僕は受け取ったクローバーの葉を一枚千切りとった。
彼女は少し驚いた表情をしている。
「これで、おそろいだね」
僕は自分のポケットから三つ葉のクローバーを取り出した。
「……思い出したの?」
彼女は泣きそうな表情で僕に尋ねた。
「大体は」
彼女が僕の幼馴染であること、この森は僕と彼女の良く遊ぶ場所だったこと。
それと、僕が持っていたクローバーは彼女との絆の証だということ。
「なんで今まで会いに来てくれなかったの?」
僕は質問した。
「だって、あなたが記憶を失ったのは私のせいだもの。私を庇って車に轢かれたせいで記憶を失ったから」
先ほどの泣きそうな表情とは打って変わってとても嬉しそうな表情だ。
「じゃあなんで今になってここに来たの?」
再び僕は質問を投げかけた。
彼女は少し驚いた表情をした後、再び笑った。
「そっか、そこはまだ思い出せてないんだ」
彼女は僕の手を握り、顔を近づけてきた。
「言ったでしょ、約束したのよ」
「約束?」
「そう、約束」
約束、という言葉を聞いても僕はなんのことなのか一向にわからなかった。
「約束したのよ。
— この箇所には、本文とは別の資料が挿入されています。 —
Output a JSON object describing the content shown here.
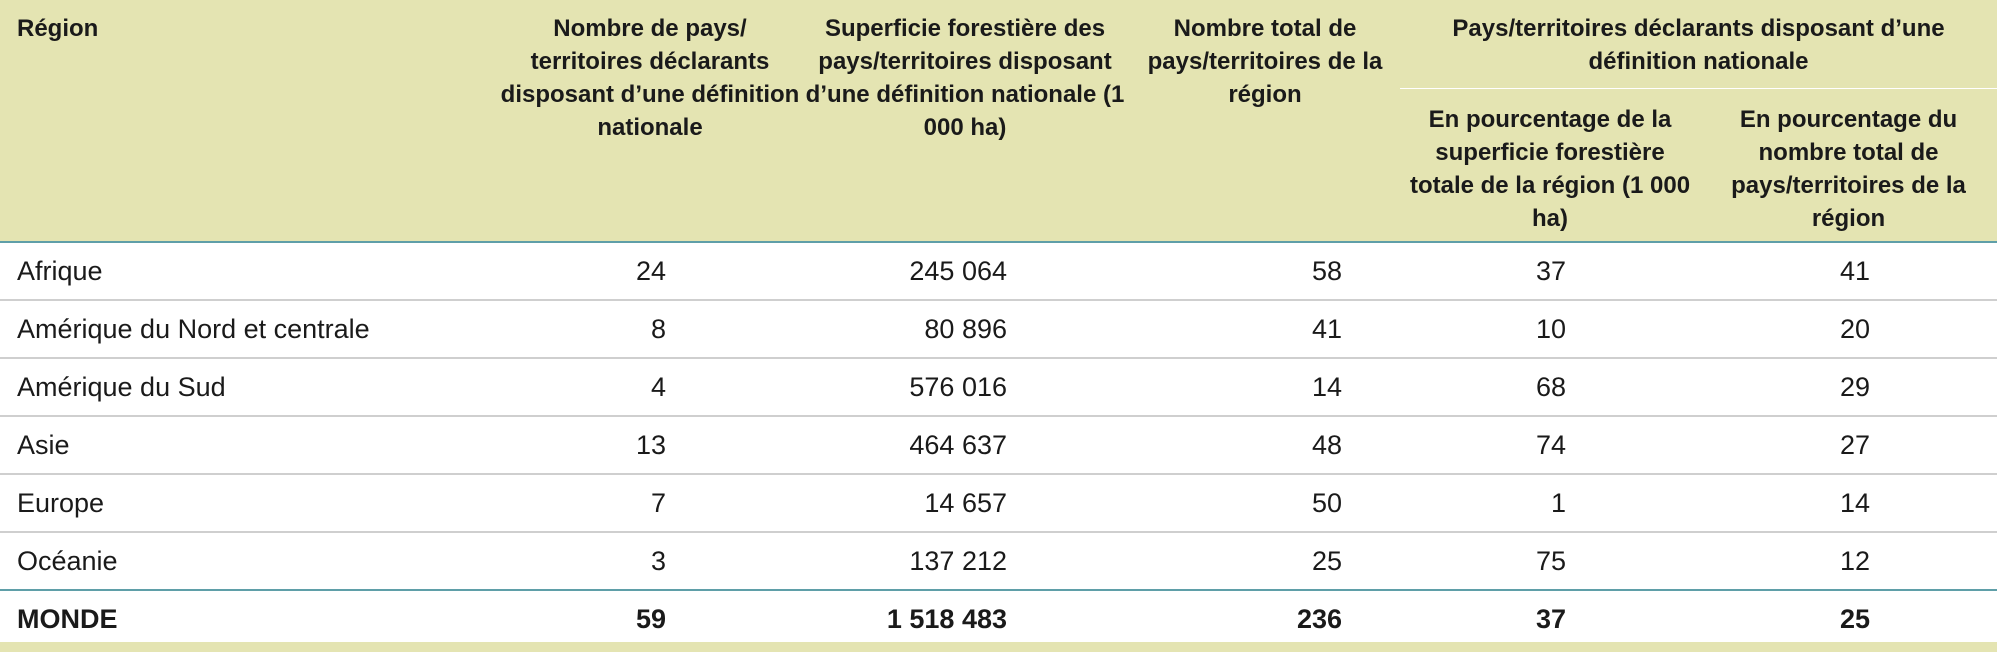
{
  "table": {
    "headers": {
      "region": "Région",
      "col1": "Nombre de pays/ territoires déclarants disposant d’une définition nationale",
      "col2": "Superficie forestière des pays/territoires disposant d’une définition nationale (1 000 ha)",
      "col3": "Nombre total de pays/territoires de la région",
      "group": "Pays/territoires déclarants disposant d’une définition nationale",
      "sub1": "En pourcentage de la superficie forestière totale de la région (1 000 ha)",
      "sub2": "En pourcentage du nombre total de pays/territoires de la région"
    },
    "rows": [
      {
        "region": "Afrique",
        "n_countries": "24",
        "area": "245 064",
        "total": "58",
        "pct_area": "37",
        "pct_count": "41"
      },
      {
        "region": "Amérique du Nord et centrale",
        "n_countries": "8",
        "area": "80 896",
        "total": "41",
        "pct_area": "10",
        "pct_count": "20"
      },
      {
        "region": "Amérique du Sud",
        "n_countries": "4",
        "area": "576 016",
        "total": "14",
        "pct_area": "68",
        "pct_count": "29"
      },
      {
        "region": "Asie",
        "n_countries": "13",
        "area": "464 637",
        "total": "48",
        "pct_area": "74",
        "pct_count": "27"
      },
      {
        "region": "Europe",
        "n_countries": "7",
        "area": "14 657",
        "total": "50",
        "pct_area": "1",
        "pct_count": "14"
      },
      {
        "region": "Océanie",
        "n_countries": "3",
        "area": "137 212",
        "total": "25",
        "pct_area": "75",
        "pct_count": "12"
      }
    ],
    "total": {
      "region": "MONDE",
      "n_countries": "59",
      "area": "1 518 483",
      "total": "236",
      "pct_area": "37",
      "pct_count": "25"
    }
  },
  "colors": {
    "header_bg": "#e4e4b2",
    "rule_accent": "#5f9fa8",
    "row_rule": "#cfcfcf"
  }
}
あのクローバーを千切った後に」
彼女の顔が陽光に照らされ、笑顔の輝きが増した。
「お互い大人になったら……結婚しようって」
そう言った彼女は、顔を近づけて来た。
彼女と僕の距離が無くなった。
彼女の柔らかい唇に触れ、僕は思い出した。
――――――大人になったら、けっこんしようね!
懐かしさを感じさせる暖かい風が、僕らを包んだ。
時間があるときに修正していきたいと思います。